At blocked replication forks, homologous recombination mediates the nascent strands to switch template in order to ensure replication restart, but faulty template switches underlie genome rearrangements in cancer cells and genomic disorders. Recombination occurs within DNA packaged into chromatin that must first be relaxed and then restored when recombination is completed. The chromatin assembly factor 1, CAF-1, is a histone H3-H4 chaperone involved in DNA synthesis-coupled chromatin assembly during DNA replication and DNA repair. We reveal a novel chromatin factor-dependent step during replication-coupled DNA repair: Fission yeast CAF-1 promotes Rad51-dependent template switches at replication forks, independently of the postreplication repair pathway. We used a physical assay that allows the analysis of the individual steps of template switch, from the recruitment of recombination factors to the formation of joint molecules, combined with a quantitative measure of the resulting rearrangements. We reveal functional and physical interplays between CAF-1 and the RecQ-helicase Rqh1, the BLM homologue, mutations in which cause Bloom's syndrome, a human disease associating genome instability with cancer predisposition. We establish that CAF-1 promotes template switch by counteracting D-loop disassembly by Rqh1. Consequently, the likelihood of faulty template switches is controlled by antagonistic activities of CAF-1 and Rqh1 in the stability of the D-loop. D-loop stabilization requires the ability of CAF-1 to interact with PCNA and is thus linked to the DNA synthesis step. We propose that CAF-1 plays a regulatory role during template switch by assembling chromatin on the D-loop and thereby impacting the resolution of the D-loop.

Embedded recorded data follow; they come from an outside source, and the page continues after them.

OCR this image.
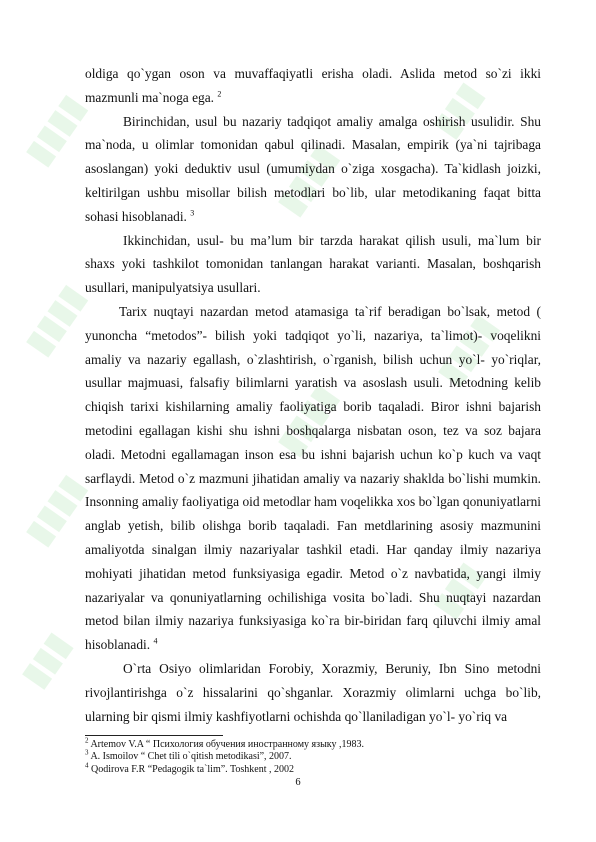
▮▮▮▮
▮▮▮▮
▮▮▮▮
▮▮▮
▮▮▮▮
▮▮▮▮
▮▮▮
▮▮▮▮
▮▮▮

oldiga qo`ygan oson va muvaffaqiyatli erisha oladi. Aslida metod so`zi ikki mazmunli ma`noga ega. $^2$

Birinchidan, usul bu nazariy tadqiqot amaliy amalga oshirish usulidir. Shu ma`noda, u olimlar tomonidan qabul qilinadi. Masalan, empirik (ya`ni tajribaga asoslangan) yoki deduktiv usul (umumiydan o`ziga xosgacha). Ta`kidlash joizki, keltirilgan ushbu misollar bilish metodlari bo`lib, ular metodikaning faqat bitta sohasi hisoblanadi. $^3$

Ikkinchidan, usul- bu ma’lum bir tarzda harakat qilish usuli, ma`lum bir shaxs yoki tashkilot tomonidan tanlangan harakat varianti. Masalan, boshqarish usullari, manipulyatsiya usullari.

Tarix nuqtayi nazardan metod atamasiga ta`rif beradigan bo`lsak, metod ( yunoncha “metodos”- bilish yoki tadqiqot yo`li, nazariya, ta`limot)- voqelikni amaliy va nazariy egallash, o`zlashtirish, o`rganish, bilish uchun yo`l- yo`riqlar, usullar majmuasi, falsafiy bilimlarni yaratish va asoslash usuli. Metodning kelib chiqish tarixi kishilarning amaliy faoliyatiga borib taqaladi. Biror ishni bajarish metodini egallagan kishi shu ishni boshqalarga nisbatan oson, tez va soz bajara oladi. Metodni egallamagan inson esa bu ishni bajarish uchun ko`p kuch va vaqt sarflaydi. Metod o`z mazmuni jihatidan amaliy va nazariy shaklda bo`lishi mumkin. Insonning amaliy faoliyatiga oid metodlar ham voqelikka xos bo`lgan qonuniyatlarni anglab yetish, bilib olishga borib taqaladi. Fan metdlarining asosiy mazmunini amaliyotda sinalgan ilmiy nazariyalar tashkil etadi. Har qanday ilmiy nazariya mohiyati jihatidan metod funksiyasiga egadir. Metod o`z navbatida, yangi ilmiy nazariyalar va qonuniyatlarning ochilishiga vosita bo`ladi. Shu nuqtayi nazardan metod bilan ilmiy nazariya funksiyasiga ko`ra bir-biridan farq qiluvchi ilmiy amal hisoblanadi. $^4$

O`rta Osiyo olimlaridan Forobiy, Xorazmiy, Beruniy, Ibn Sino metodni rivojlantirishga o`z hissalarini qo`shganlar. Xorazmiy olimlarni uchga bo`lib, ularning bir qismi ilmiy kashfiyotlarni ochishda qo`llaniladigan yo`l- yo`riq va

$^2$ Artemov V.A “ Психология обучения иностранному языку ,1983.

$^3$ A. Ismoilov “ Chet tili o`qitish metodikasi”, 2007.

$^4$ Qodirova F.R “Pedagogik ta`lim”. Toshkent , 2002

6
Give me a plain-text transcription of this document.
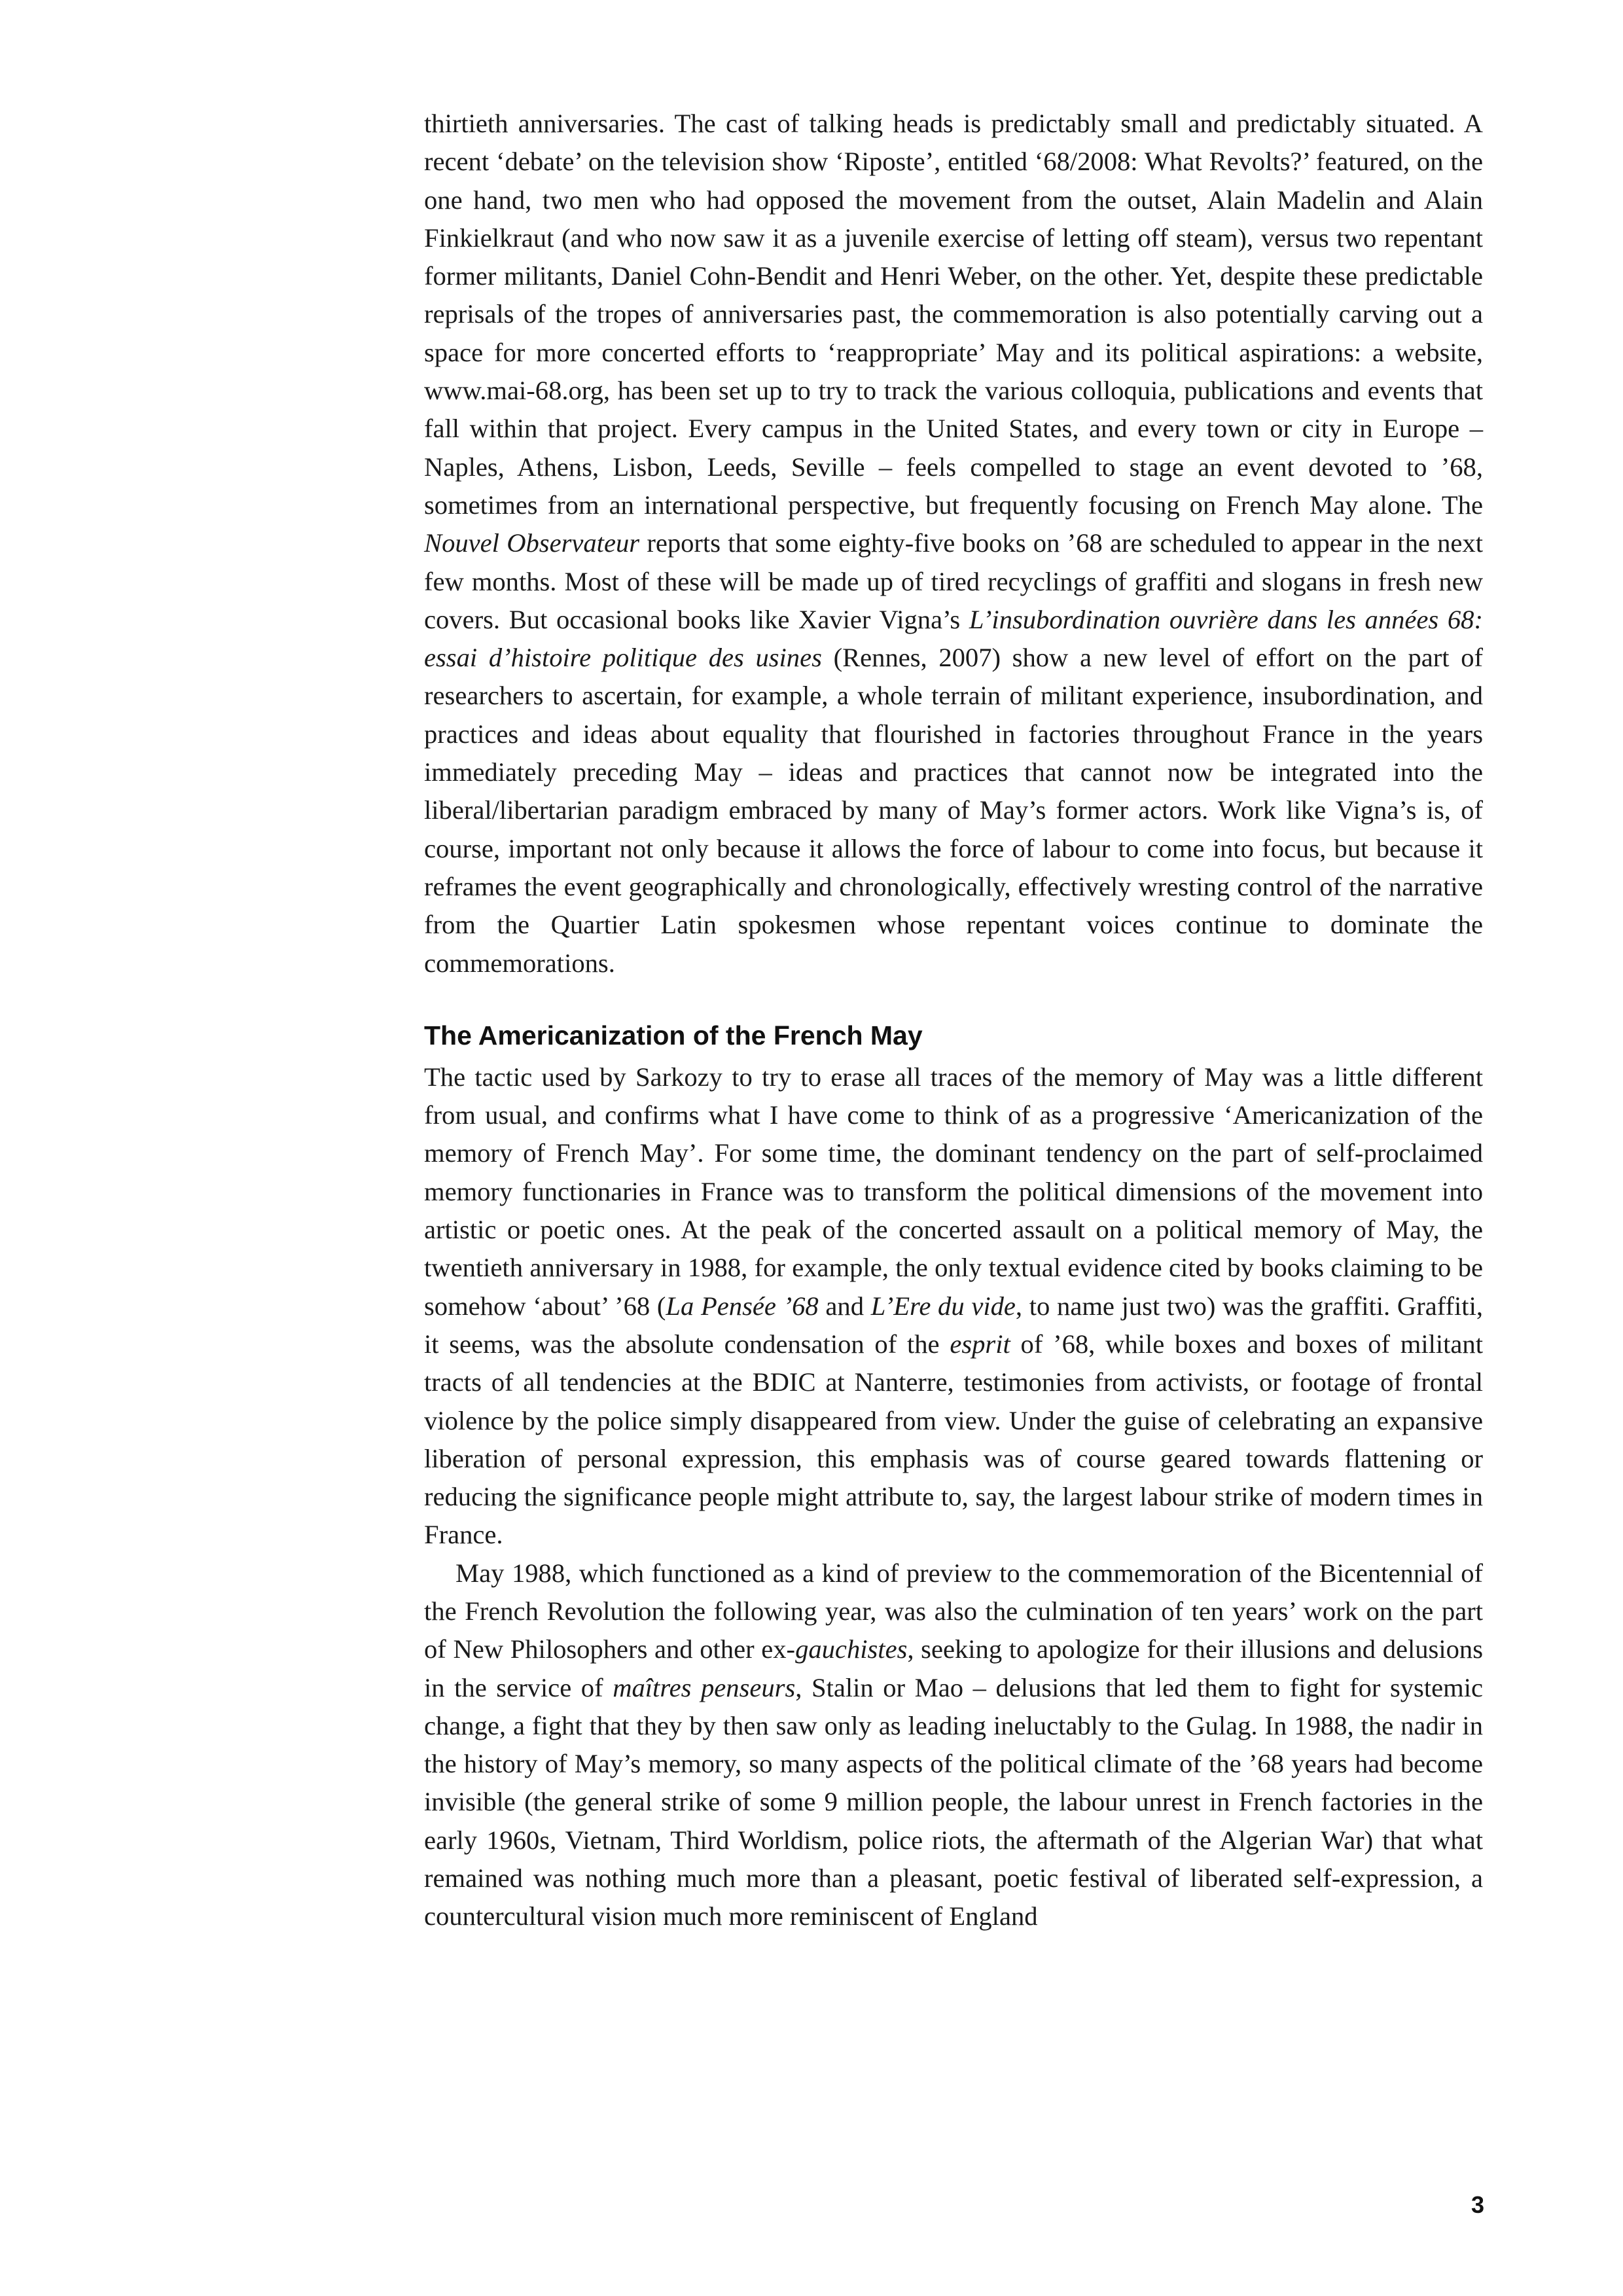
thirtieth anniversaries. The cast of talking heads is predictably small and predictably situated. A recent ‘debate’ on the television show ‘Riposte’, entitled ‘68/2008: What Revolts?’ featured, on the one hand, two men who had opposed the movement from the outset, Alain Madelin and Alain Finkielkraut (and who now saw it as a juvenile exercise of letting off steam), versus two repentant former militants, Daniel Cohn-Bendit and Henri Weber, on the other. Yet, despite these predictable reprisals of the tropes of anniversaries past, the commemoration is also potentially carving out a space for more concerted efforts to ‘reappropriate’ May and its political aspirations: a website, www.​mai-68.org, has been set up to try to track the various colloquia, publications and events that fall within that project. Every campus in the United States, and every town or city in Europe – Naples, Athens, Lisbon, Leeds, Seville – feels compelled to stage an event devoted to ’68, sometimes from an international perspective, but frequently focusing on French May alone. The Nouvel Observateur reports that some eighty-five books on ’68 are scheduled to appear in the next few months. Most of these will be made up of tired recyclings of graffiti and slogans in fresh new covers. But occasional books like Xavier Vigna’s L’insubordination ouvrière dans les années 68: essai d’histoire politique des usines (Rennes, 2007) show a new level of effort on the part of researchers to ascertain, for example, a whole terrain of militant experience, insubordination, and practices and ideas about equality that flourished in factories throughout France in the years immediately preceding May – ideas and practices that cannot now be integrated into the liberal/libertarian paradigm embraced by many of May’s former actors. Work like Vigna’s is, of course, important not only because it allows the force of labour to come into focus, but because it reframes the event geographically and chronologically, effectively wresting control of the narrative from the Quartier Latin spokesmen whose repentant voices continue to dominate the commemorations.

The Americanization of the French May

The tactic used by Sarkozy to try to erase all traces of the memory of May was a little different from usual, and confirms what I have come to think of as a progressive ‘Americanization of the memory of French May’. For some time, the dominant tendency on the part of self-proclaimed memory functionaries in France was to transform the political dimensions of the movement into artistic or poetic ones. At the peak of the concerted assault on a political memory of May, the twentieth anniversary in 1988, for example, the only textual evidence cited by books claiming to be somehow ‘about’ ’68 (La Pensée ’68 and L’Ere du vide, to name just two) was the graffiti. Graffiti, it seems, was the absolute condensation of the esprit of ’68, while boxes and boxes of militant tracts of all tendencies at the BDIC at Nanterre, testimonies from activists, or footage of frontal violence by the police simply disappeared from view. Under the guise of celebrating an expansive liberation of personal expression, this emphasis was of course geared towards flattening or reducing the significance people might attribute to, say, the largest labour strike of modern times in France.

May 1988, which functioned as a kind of preview to the commemoration of the Bicentennial of the French Revolution the following year, was also the culmination of ten years’ work on the part of New Philosophers and other ex-gauchistes, seeking to apologize for their illusions and delusions in the service of maîtres penseurs, Stalin or Mao – delusions that led them to fight for systemic change, a fight that they by then saw only as leading ineluctably to the Gulag. In 1988, the nadir in the history of May’s memory, so many aspects of the political climate of the ’68 years had become invisible (the general strike of some 9 million people, the labour unrest in French factories in the early 1960s, Vietnam, Third Worldism, police riots, the aftermath of the Algerian War) that what remained was nothing much more than a pleasant, poetic festival of liberated self-expression, a countercultural vision much more reminiscent of England

3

Obstacles to the progression of DNA replication forks can result in genome rearrangements that are often observed in cancer cells and genomic disorders. Homologous recombination is a mechanism of restarting stalled replication fork that involves synthesis of the new DNA strands switching templates to a second (allelic) copy of the DNA sequence. However, the new strands can also occasionally recombine with nonallelic repeats (distinct regions of the genome that resemble the correct one) and thereby cause the inappropriate fusion of normally distant DNA segments; this is known as faulty template switching. The chromatin assembly factor 1 (CAF-1) is already known to be involved in depositing nucleosomes on DNA during DNA replication and repair. We have found that CAF-1 is also involved in the recombination-mediated template switch pathway in response to replication stress. Using both genetic and physical assays that allow the different steps of template switch to be analyzed, we reveal that CAF-1 protects recombination intermediates from disassembly by the RecQ-type helicase Rqh1, the homologue of BLM (people with mutations that affect BLM have Bloom's syndrome, an inherited predisposition to genome instability and cancer). Consequently, the likelihood of faulty template switch is controlled by the antagonistic activities of CAF-1 and Rqh1. We thus identified an evolutionarily conserved interplay between CAF-1 and RecQ-type helicases that helps to maintain genome stability in the face of replication stress.